Le sort des masses et des travailleurs des DOM n’est en aucune
façon séparé de celui de leurs frères et sœurs de classe en France et de
l’ensemble de l’Europe qui sont confrontés aux mêmes luttes pour parer aux
effets de la crise capitaliste mondiale. Rien de ce qui a été acquis en
Guadeloupe ou en Martinique ne peut durer sans une lutte commune avec les
travailleurs en France sur la base d’un programme socialiste. Déjà, 10 000
emplois, au minimum, devraient être perdus immédiatement après la grève et un
chiffre record de fermetures d’entreprises est enregistré.
Les travailleurs dans les Antilles et de par le monde ne
peuvent apporter une réponse à l’augmentation catastrophique du chômage qu’au
moyen d’une réorganisation socialiste de l’économie placée sous le contrôle
démocratique de la classe ouvrière par une lutte unifiée des travailleurs des
colonies et des ex-colonies avec ceux des pays impérialistes.
La classe dirigeante française redoute que l’instabilité
sociale ne s’étende à la métropole.
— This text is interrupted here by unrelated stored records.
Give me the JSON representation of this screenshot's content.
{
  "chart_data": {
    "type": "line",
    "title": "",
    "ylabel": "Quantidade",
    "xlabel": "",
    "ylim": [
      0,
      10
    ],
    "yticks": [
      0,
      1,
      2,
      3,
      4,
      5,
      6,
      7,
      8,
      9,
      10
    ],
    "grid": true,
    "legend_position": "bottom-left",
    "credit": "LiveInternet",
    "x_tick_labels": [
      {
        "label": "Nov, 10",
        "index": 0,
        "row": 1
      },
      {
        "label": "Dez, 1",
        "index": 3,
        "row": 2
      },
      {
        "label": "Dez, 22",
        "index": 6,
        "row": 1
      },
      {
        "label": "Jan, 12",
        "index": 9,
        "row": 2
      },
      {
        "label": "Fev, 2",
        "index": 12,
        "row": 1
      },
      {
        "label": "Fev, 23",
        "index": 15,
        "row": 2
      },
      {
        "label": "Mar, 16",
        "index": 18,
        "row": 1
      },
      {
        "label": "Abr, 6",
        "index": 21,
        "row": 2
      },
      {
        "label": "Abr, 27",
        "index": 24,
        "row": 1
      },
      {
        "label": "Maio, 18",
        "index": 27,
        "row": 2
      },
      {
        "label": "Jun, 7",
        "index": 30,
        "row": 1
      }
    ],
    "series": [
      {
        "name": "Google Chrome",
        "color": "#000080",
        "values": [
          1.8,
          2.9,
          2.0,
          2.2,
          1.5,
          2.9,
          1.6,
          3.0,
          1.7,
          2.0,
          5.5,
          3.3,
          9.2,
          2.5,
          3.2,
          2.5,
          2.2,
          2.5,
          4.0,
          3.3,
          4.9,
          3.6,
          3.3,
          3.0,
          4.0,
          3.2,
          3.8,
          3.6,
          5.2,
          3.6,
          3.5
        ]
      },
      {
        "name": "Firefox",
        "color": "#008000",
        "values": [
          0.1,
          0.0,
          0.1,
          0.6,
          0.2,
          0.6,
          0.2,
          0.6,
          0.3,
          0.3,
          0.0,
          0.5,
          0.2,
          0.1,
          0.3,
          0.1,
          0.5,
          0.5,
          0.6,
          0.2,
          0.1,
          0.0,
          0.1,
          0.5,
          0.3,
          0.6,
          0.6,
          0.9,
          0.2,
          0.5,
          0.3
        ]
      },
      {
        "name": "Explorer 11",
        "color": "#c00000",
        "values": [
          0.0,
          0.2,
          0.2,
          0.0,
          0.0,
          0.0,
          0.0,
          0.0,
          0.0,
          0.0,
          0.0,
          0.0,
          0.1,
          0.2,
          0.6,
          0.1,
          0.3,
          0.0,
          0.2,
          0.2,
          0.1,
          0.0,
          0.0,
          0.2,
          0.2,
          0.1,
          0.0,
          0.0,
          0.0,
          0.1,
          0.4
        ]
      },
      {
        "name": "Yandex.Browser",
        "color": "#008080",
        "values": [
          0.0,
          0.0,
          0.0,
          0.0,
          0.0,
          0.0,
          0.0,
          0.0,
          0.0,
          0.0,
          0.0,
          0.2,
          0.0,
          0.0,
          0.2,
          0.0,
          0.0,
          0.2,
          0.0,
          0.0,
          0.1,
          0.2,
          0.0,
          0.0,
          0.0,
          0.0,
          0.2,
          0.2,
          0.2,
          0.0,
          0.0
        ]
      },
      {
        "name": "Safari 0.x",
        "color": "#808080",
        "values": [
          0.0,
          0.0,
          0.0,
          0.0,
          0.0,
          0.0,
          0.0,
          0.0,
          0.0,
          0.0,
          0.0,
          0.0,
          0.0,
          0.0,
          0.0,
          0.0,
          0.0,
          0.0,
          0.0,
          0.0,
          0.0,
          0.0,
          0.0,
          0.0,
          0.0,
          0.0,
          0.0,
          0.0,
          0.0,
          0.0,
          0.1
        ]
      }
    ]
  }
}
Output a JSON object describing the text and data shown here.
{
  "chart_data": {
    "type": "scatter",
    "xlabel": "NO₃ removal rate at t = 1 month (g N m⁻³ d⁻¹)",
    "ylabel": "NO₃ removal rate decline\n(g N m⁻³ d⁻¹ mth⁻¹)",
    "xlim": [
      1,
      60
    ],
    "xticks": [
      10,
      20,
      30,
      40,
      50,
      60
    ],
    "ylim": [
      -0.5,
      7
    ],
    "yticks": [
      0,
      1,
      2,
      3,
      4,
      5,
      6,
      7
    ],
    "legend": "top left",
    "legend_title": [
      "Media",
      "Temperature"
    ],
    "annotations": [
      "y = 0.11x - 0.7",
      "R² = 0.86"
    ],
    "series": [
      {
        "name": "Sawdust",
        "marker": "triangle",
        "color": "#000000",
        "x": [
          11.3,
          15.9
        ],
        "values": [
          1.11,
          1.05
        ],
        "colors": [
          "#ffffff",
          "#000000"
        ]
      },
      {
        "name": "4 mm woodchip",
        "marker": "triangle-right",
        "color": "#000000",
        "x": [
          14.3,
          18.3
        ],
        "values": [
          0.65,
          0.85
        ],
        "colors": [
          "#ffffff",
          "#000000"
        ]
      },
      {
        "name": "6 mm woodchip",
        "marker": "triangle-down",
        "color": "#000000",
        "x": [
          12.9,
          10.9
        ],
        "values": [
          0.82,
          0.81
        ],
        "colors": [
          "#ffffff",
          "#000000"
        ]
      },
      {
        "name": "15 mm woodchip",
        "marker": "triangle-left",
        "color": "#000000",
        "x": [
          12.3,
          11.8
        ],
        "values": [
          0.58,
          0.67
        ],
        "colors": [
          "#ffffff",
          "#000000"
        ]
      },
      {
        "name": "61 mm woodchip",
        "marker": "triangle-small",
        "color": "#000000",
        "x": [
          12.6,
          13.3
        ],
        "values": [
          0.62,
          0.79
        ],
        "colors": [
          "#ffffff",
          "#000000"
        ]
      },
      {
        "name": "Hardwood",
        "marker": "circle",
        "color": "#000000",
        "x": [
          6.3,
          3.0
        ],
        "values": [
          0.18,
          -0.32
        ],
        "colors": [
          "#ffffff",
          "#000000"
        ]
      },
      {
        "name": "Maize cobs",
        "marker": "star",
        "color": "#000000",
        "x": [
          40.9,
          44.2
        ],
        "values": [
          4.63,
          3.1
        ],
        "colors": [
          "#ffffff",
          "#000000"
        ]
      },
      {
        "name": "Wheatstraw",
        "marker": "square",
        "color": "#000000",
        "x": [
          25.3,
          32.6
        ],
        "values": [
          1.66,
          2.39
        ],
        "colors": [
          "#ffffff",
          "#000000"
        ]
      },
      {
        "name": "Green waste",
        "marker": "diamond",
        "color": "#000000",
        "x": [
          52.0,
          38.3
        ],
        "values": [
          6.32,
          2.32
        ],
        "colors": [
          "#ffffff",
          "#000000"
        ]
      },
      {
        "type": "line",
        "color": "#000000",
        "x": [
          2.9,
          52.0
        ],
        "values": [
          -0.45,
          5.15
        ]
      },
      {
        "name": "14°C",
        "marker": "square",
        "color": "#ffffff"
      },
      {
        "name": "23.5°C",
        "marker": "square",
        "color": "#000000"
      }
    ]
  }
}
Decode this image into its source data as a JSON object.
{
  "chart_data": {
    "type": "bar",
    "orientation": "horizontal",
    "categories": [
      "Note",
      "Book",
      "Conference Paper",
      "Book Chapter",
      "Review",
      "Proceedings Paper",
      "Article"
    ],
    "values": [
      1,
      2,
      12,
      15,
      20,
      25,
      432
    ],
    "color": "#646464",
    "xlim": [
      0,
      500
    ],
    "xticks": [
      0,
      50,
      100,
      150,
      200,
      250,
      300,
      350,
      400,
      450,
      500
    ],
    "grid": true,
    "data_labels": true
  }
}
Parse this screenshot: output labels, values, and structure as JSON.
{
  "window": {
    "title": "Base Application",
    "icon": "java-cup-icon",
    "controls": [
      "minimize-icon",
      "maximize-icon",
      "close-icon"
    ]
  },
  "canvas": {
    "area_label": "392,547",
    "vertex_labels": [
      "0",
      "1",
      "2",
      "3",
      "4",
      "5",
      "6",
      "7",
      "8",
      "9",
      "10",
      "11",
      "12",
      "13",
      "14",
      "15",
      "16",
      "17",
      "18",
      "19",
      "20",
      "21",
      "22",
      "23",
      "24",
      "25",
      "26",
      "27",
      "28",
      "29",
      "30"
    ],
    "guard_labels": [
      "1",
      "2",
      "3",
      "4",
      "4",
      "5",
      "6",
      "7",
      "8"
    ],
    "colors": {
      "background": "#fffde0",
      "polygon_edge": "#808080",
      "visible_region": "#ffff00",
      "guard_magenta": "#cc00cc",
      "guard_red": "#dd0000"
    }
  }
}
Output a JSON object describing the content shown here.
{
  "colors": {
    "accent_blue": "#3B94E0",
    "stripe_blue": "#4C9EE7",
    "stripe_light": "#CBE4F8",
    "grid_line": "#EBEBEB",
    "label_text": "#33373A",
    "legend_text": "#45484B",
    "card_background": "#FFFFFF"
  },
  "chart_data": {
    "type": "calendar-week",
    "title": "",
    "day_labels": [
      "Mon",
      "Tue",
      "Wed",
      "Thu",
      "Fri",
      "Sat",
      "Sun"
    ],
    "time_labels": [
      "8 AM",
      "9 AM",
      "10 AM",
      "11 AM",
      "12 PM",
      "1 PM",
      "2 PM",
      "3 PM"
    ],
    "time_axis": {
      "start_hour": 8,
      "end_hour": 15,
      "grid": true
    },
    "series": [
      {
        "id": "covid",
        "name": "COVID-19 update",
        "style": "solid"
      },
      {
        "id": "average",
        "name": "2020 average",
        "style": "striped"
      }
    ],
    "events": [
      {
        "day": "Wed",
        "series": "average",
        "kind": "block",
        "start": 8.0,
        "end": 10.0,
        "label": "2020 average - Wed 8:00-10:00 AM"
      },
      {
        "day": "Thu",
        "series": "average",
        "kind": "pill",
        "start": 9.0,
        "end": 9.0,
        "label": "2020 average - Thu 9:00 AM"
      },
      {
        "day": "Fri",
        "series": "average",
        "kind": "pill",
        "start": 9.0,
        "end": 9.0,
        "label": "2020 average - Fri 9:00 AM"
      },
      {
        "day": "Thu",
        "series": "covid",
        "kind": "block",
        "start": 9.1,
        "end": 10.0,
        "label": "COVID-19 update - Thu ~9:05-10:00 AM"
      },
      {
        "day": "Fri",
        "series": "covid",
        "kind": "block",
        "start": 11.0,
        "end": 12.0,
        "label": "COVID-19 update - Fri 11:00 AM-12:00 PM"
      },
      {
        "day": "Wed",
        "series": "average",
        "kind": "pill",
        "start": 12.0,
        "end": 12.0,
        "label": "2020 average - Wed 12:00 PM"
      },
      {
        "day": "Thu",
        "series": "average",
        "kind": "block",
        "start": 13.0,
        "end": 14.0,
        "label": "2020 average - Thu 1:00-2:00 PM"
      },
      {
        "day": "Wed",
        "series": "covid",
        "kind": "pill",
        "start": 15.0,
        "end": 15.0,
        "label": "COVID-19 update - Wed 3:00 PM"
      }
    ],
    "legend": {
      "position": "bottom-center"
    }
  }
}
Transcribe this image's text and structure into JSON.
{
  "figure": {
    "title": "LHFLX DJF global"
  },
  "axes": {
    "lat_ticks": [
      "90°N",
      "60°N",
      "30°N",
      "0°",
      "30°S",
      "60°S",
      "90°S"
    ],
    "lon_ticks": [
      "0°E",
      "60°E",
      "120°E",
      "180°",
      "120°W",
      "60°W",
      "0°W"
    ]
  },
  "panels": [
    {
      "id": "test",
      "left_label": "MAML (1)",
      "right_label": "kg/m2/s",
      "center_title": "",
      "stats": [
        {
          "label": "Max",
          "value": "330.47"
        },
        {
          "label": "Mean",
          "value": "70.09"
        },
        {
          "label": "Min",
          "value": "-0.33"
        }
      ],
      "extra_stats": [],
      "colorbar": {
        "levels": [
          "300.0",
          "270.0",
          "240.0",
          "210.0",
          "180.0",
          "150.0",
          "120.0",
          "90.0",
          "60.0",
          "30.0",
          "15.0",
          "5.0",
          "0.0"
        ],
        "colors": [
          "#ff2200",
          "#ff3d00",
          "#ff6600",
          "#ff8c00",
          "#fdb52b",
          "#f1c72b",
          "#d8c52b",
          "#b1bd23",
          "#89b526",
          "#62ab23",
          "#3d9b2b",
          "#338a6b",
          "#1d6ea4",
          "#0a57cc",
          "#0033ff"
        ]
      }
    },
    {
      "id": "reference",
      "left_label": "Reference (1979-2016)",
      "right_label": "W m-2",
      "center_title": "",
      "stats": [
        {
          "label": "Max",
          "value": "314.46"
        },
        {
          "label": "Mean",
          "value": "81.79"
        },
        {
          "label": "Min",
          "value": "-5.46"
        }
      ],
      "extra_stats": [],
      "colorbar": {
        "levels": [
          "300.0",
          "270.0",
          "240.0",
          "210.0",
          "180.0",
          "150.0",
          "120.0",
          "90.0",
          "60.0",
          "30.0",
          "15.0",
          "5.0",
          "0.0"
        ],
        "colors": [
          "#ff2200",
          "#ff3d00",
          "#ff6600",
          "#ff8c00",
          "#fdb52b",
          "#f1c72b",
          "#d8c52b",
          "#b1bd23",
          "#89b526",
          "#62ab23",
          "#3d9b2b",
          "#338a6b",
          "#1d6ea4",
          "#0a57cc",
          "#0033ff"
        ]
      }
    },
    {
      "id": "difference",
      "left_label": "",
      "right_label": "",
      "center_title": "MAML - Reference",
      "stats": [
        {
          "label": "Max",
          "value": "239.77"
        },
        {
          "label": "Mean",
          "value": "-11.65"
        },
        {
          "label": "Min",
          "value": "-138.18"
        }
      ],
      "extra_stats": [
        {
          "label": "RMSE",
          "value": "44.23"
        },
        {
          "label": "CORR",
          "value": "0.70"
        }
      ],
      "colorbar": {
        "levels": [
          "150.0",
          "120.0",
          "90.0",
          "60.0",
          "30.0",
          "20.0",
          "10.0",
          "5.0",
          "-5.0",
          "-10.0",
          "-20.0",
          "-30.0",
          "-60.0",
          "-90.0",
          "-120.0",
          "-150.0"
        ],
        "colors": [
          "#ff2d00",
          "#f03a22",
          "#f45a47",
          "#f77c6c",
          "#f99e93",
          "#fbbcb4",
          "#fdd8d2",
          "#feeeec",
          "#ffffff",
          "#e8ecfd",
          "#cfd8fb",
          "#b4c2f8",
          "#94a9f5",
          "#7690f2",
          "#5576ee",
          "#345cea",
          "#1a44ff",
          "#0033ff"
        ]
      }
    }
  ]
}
De là, la volonté du gouvernement de faire
des concessions provisoires en Guadeloupe et en Martinique.
Mais ce n’est que pour mieux préparer une contre-offensive,
aussi bien dans les DOM qu’en France métropolitaine. Des milliards d’euros ont
été empruntés et pris dans les fonds publics pour renflouer l’économie et
sauver les banques, catapultant ainsi l’endettement public bien au-delà des
limites établies par l’Union européenne pour sauvegarder la stabilité de
l’euro.
On s’attend à ce que le déficit budgétaire atteigne, à 5,5
pour cent du PIB, près du double de la limite maximale fixée par le traité de
Maastricht et que la dette publique dépasse d’environ 25 pour cent sa limite en
s’élevant à 75 pour cent du PIB. Une analyse secrète de l’OCDE que s’est
procurée Médiapart, recommande une réduction des dépenses
gouvernementales, des réductions d’impôts pour les employeurs et un
« assouplissement de la législation sur les licenciements. » Elle
lance un appel au gouvernement à « agir plus directement » pour
supprimer le salaire minimum.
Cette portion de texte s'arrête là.